ReLU — the modern default

Multilayer Perceptrons

MLPs add nonlinear hidden layers

A multilayer perceptron (MLP) is a stack of fully-connected layers separated by elementwise nonlinearities. The simplest deep network — and the foundation everything else in this book builds on.

A linear classifier draws one hyperplane per class. That’s not enough for most things we want to model:

  • Body temperature → health risk — U-shaped, not even monotonic.
  • Cat vs dog from pixels — the meaning of pixel (13, 17) depends on its neighbors.
  • XOR — the canonical small problem a linear model provably cannot solve.

The fix: alternate linear and nonlinear

Stack linear layers with a nonlinearity between them. The linear layers mix features; the nonlinearity lets the composition curve, fold, and twist the decision surface.

That’s it. Two ingredients, deep architectures from there.

Architecture

An MLP is a stack of fully-connected layers. The middle layers are hidden — neither input nor output:

One hidden layer with five units, four inputs, three outputs.

Math for the one-hidden-layer case (minibatch \mathbf{X} \in \mathbb{R}^{n \times d}, hidden width h, q outputs):

\mathbf{H} = \mathbf{X} \mathbf{W}^{(1)} + \mathbf{b}^{(1)}, \qquad \mathbf{O} = \mathbf{H} \mathbf{W}^{(2)} + \mathbf{b}^{(2)}.

Two layers. Two weight matrices. Two biases. So far it looks like genuine progress.

Why naïve stacking doesn’t help

Plug \mathbf{H} from the first equation into the second:

\mathbf{O} = (\mathbf{X} \mathbf{W}^{(1)} + \mathbf{b}^{(1)})\,\mathbf{W}^{(2)} + \mathbf{b}^{(2)} = \mathbf{X}\,\underbrace{\mathbf{W}^{(1)}\mathbf{W}^{(2)}}_{=\mathbf{W}} + \underbrace{\mathbf{b}^{(1)}\mathbf{W}^{(2)} + \mathbf{b}^{(2)}}_{=\mathbf{b}}.

A composition of affine maps is just another affine map. The hidden layer adds zero expressive power — same model class as plain softmax regression.

You need a nonlinearity between the layers, or stacking is wasted.

Activation functions: the missing ingredient

Insert an elementwise nonlinearity \sigma after every hidden layer:

\mathbf{H} = \sigma(\mathbf{X} \mathbf{W}^{(1)} + \mathbf{b}^{(1)}),\qquad \mathbf{O} = \mathbf{H} \mathbf{W}^{(2)} + \mathbf{b}^{(2)}.

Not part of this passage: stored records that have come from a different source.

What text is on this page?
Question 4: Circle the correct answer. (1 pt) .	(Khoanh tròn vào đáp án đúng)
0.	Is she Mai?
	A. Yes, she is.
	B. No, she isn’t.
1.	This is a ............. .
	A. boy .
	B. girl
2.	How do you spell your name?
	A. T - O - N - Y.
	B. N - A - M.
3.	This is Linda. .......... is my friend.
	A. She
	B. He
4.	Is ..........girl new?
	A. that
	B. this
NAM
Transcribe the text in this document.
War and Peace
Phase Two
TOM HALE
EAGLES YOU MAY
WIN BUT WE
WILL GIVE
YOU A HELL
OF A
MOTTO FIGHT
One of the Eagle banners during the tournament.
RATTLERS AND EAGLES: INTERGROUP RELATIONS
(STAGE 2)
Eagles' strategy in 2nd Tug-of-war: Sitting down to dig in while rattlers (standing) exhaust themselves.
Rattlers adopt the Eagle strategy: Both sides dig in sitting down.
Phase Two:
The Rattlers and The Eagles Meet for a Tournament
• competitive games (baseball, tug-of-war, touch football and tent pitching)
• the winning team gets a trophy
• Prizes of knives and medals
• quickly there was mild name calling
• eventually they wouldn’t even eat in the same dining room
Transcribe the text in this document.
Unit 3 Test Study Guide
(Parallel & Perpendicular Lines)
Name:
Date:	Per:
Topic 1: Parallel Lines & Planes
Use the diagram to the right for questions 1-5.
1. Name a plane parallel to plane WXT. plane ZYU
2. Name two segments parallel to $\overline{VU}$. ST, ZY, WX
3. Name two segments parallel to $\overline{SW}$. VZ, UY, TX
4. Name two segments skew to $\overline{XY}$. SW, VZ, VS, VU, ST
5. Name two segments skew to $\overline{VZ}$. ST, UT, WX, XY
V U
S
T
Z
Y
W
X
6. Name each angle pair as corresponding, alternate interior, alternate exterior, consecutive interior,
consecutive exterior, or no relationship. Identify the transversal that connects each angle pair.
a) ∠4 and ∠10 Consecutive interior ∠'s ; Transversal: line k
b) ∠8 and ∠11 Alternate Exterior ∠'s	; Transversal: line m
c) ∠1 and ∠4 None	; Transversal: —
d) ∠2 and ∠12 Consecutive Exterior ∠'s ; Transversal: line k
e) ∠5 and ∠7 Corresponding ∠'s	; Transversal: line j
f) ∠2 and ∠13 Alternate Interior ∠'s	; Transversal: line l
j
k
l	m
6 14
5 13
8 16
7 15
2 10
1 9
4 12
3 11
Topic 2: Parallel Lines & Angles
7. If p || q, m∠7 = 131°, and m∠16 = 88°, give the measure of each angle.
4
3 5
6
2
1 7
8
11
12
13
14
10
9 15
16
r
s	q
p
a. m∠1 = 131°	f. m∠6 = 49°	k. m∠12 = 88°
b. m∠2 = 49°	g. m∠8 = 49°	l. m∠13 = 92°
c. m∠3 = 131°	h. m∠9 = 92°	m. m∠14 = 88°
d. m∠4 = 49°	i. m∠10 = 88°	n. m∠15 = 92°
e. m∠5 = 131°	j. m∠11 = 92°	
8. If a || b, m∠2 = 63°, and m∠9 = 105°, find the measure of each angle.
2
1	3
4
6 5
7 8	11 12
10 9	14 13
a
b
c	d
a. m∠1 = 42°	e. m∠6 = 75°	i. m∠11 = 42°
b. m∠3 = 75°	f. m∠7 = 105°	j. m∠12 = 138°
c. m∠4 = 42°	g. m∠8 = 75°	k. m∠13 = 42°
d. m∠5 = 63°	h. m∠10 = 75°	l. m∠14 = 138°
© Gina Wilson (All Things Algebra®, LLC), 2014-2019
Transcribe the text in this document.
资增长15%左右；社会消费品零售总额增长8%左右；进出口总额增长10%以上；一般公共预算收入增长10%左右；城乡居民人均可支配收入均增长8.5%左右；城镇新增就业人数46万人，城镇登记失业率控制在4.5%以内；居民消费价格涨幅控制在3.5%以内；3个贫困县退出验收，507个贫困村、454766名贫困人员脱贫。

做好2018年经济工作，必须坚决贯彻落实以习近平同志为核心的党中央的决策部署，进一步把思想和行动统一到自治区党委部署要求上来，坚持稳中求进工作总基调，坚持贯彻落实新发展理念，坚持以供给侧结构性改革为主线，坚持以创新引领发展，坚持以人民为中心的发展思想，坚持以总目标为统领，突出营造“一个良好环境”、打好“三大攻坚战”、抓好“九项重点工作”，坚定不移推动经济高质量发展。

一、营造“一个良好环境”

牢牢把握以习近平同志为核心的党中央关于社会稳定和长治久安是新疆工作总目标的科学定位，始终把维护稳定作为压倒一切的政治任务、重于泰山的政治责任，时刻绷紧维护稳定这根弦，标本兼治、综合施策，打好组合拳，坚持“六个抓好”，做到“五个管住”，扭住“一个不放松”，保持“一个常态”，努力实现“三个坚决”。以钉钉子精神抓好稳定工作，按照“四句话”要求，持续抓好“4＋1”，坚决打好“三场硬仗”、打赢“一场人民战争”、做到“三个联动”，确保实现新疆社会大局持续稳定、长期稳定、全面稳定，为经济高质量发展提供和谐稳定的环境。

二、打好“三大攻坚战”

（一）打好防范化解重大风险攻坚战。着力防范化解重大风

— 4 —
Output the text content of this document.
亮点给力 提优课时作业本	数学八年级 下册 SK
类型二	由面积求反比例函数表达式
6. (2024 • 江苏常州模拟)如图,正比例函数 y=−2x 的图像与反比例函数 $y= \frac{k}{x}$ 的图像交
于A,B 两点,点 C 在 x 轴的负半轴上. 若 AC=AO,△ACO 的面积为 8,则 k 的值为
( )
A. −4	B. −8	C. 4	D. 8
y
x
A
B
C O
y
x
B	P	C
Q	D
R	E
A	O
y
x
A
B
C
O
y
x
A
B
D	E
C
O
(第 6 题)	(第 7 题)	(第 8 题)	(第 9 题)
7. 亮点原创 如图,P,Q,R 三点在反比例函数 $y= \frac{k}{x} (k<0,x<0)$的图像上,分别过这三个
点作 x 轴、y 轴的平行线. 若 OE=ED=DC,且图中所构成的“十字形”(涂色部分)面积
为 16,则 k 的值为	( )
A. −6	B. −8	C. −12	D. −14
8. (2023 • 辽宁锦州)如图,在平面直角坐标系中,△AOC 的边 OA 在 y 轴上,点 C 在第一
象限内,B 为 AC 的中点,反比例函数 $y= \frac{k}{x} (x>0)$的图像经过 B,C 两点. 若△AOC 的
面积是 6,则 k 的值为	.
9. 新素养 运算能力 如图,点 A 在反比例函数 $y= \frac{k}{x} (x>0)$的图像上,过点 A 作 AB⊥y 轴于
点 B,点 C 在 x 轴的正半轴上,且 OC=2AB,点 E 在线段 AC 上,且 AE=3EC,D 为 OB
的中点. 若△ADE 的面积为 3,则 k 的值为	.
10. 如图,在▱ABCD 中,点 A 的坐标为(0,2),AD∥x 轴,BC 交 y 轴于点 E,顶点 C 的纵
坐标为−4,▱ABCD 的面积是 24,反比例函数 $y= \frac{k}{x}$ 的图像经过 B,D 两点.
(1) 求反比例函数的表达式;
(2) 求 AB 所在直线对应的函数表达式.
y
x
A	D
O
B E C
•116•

Now the network represents a piecewise nonlinear function — and stacking actually buys us something.

Universal approximation theorem (Cybenko 1989): a single hidden layer with enough units, plus a sane \sigma, can approximate any continuous function arbitrarily well.

Caveat: “enough units” can be exponentially many. Depth trades width for parameter efficiency — the modern reason deep nets work.

Setup

%matplotlib inline
from d2l import mxnet as d2l
from mxnet import autograd, np, npx
npx.set_np()

\mathrm{ReLU}(x) = \max(0, x).

x = np.arange(-8.0, 8.0, 0.1)
x.attach_grad()
with autograd.record():
    y = npx.relu(x)
d2l.plot(x, y, 'x', 'relu(x)', figsize=(5, 2.5))

Three reasons it dominates:

  • Doesn’t saturate on the right — gradient is exactly 1 for any x > 0. No vanishing gradient.
  • Cheap — one comparison, one max. No exponential.
  • Sparse activations — half the units output zero on average; acts as implicit regularization.

ReLU’s derivative

The derivative is just the step function — 0 for negative inputs, 1 for positive:

\mathrm{ReLU}'(x) = \mathbb{1}[x > 0].

y.backward()
d2l.plot(x, x.grad, 'x', 'grad of relu', figsize=(5, 2.5))

Dead ReLU

A unit whose pre-activation is always negative gets zero gradient and never updates again — a permanently silent neuron.

The fix: LeakyReLU / PReLU\max(0, x) + \alpha\min(0, x), with a small slope on the left to keep gradient flowing.

Sigmoid — squashes to (0, 1)

\sigma(x) = \frac{1}{1 + e^{-x}}.

with autograd.record():
    y = npx.sigmoid(x)
d2l.plot(x, y, 'x', 'sigmoid(x)', figsize=(5, 2.5))

The original neural net activation (1960s–2000s). Today mostly used for:

  • Output layers in binary classification (probability ∈ (0, 1)).
  • Gates in LSTM/GRU and attention (still ∈ (0, 1)).

For hidden layers it’s been replaced by ReLU: see why on the next slide.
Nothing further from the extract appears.